Required Texts: Texts vary from semester to semester according to the topics covered.
ASL 280: THE AMERICAN DEAF COMMUNITY: LANGUAGE,CULTURE, SOCIETY
Course Description: This course is a survey of the linguistic, cultural, and societal context of the deaf community in America. Both historical and contemporary aspects of Deaf identity will be included, with an emphasis on the central role that ASL plays in the lives of Deaf individuals. The objective of this course is to introduce students to the culture of the Deaf community and the role of American Sign Language (ASL) in that culture. Selected basic structures of ASL will be introduced, and the overall structure of ASL will be compared with that of other signed and spoken languages. Deaf people in American society and their cultural practices, past and present, will be compared with the corresponding societal roles and cultural practices of deaf people in other countries and with those of other minority groups in America. Students will be exposed to the genres of ASL literature and to its significance.
Required Texts:
Hoffmeister, and Ben Bahan. (1996). A Journey into the Deaf World . San Diego: Dawn Sign Press;
auman, H-Dirksen L., Nelson, Jennifer, and Rose, Heidi. (2006) Signing the Body Poetic: Essays on American Sign Language Literature . Berkeley: University of California Press.
Related Courses
SLHS 419A: Contrasting ASL and English Grammar
Course Description: In this course, the morphological, syntactic, semantic, and phonological structures of English, an Indo-European language, will be illuminated by placing them in contrast with a non-Indo-European language, American Sign Language. In addition to structural differences, students will become acquainted with the differences in the analytical tools one must use to study ASL, a relatively young language with no commonly used writing system, and English, a language with a long history and written tradition. Topics covered will include oral and written literary traditions, the tense and aspect systems, word order, and the classifier and pronominal systems of English and ASL.

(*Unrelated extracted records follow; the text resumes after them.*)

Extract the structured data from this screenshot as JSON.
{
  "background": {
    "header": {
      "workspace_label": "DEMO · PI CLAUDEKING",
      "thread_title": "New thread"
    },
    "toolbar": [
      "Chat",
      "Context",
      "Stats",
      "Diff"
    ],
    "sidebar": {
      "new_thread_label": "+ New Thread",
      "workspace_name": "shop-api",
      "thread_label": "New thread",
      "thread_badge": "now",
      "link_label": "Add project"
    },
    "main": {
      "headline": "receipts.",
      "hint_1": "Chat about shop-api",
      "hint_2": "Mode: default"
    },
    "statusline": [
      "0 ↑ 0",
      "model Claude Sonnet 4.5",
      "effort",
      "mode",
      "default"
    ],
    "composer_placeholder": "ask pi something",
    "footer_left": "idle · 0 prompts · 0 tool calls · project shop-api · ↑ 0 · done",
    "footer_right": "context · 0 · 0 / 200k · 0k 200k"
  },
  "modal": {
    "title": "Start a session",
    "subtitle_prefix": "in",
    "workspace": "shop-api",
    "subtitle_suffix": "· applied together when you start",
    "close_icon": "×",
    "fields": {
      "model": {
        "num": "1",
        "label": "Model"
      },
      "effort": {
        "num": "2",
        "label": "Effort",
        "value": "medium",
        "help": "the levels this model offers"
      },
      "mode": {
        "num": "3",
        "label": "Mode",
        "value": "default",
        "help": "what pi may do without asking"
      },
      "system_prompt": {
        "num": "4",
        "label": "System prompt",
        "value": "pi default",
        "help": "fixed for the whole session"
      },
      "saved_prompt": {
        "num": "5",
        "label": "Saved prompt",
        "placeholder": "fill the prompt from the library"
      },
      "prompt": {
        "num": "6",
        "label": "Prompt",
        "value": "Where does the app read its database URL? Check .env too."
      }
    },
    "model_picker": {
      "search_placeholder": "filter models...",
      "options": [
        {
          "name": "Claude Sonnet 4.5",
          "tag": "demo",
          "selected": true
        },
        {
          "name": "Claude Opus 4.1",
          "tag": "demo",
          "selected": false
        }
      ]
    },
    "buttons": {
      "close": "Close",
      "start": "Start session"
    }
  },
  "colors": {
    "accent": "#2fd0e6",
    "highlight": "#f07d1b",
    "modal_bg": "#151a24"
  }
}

Texts: Vary, according to specific areas addressed
SLHS 519K: Language and Deafness
Course Description: This course will focus on the language, communication, and culture of those individuals whose hearing loss is profound (i.e., those that are unable to acquire proficiency in spoken language thorough the auditory/vocal channel. Background readings and lectures will be used to establish the issues to be discussed; details will be provided by a set of specially selected articles which present current research information on aspects of signing, reading, writing, and speaking.
Texts: Vary, according to specific areas addressed
SLHS 500: Linguistic Analysis of Sign Language
Linguistic nature of signed languages compared to spoken languages. Phonological and morphological structure of a sign, syntactic structure of signed sentences, psycholinguistic and neurolinguistic processing, sociolinguistics, variation in dialects, and sign language usage are considered.